There are better opportunities out there, for sure. But as a noob, getting a flat 38 cents per mile softens the learning curve a bit. Getting paid a percentage of the load, generally speaking, will pay you more in the long run. But at 38 cents a mile, if the load pays $1.20 to the truck, you're getting screwed on that load. If the load pays 80 cents to the truck, you come out way ahead. It evens out in the long run.
For Cost Per Mile purposes, I figure my own pay at 32 cents a mile. It's a little different because I own the truck, but in the end the Rule of Thirds still applies. But using 32 cents and including that in my overall CPM, I can quickly get a minimum rate per mile that I can run without losing money, For example, if my CPM is 45 cents and my pay is 32 cents, that's 77 cents per mile minimum. Anything less than 77 and it comes right out of my 32 cents. Anything more than 77 cents and it adds directly to my 32 cents. A dollar a mile is $1.00 - 45 = 65 cents per mile directly to me.
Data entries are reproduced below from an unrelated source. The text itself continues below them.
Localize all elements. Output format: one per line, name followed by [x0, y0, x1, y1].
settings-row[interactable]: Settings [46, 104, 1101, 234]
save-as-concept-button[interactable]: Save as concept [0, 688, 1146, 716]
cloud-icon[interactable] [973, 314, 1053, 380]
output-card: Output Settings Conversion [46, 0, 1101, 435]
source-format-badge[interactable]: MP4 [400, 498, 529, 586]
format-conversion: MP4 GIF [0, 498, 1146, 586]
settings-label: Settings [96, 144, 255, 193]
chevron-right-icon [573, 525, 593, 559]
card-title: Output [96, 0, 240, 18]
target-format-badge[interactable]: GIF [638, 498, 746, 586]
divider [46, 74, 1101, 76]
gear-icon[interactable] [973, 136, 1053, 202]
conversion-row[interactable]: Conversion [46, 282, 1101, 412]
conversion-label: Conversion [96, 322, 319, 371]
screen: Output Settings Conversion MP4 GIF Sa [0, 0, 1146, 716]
If you're on a 60/40 split, getting the 40, the same kind of thing still works. 38 cents, at 40 percent, means a minimum load pay of 95 cents to the truck. If the load pays 90 cents, you'll get 36 cents, and if the load pays $1.00 you'll get 40 cents. If you run for a carrier (or a bunch of brokers
) that routinely book loads of 95 cents or less, stick with the flat rate of 38 cents and you'll come out ahead. If it's a $1 or more, getting a percentage is better.
It's also not hard to see that owning your own van is vastly superior to splitting revenue with the fleet owner.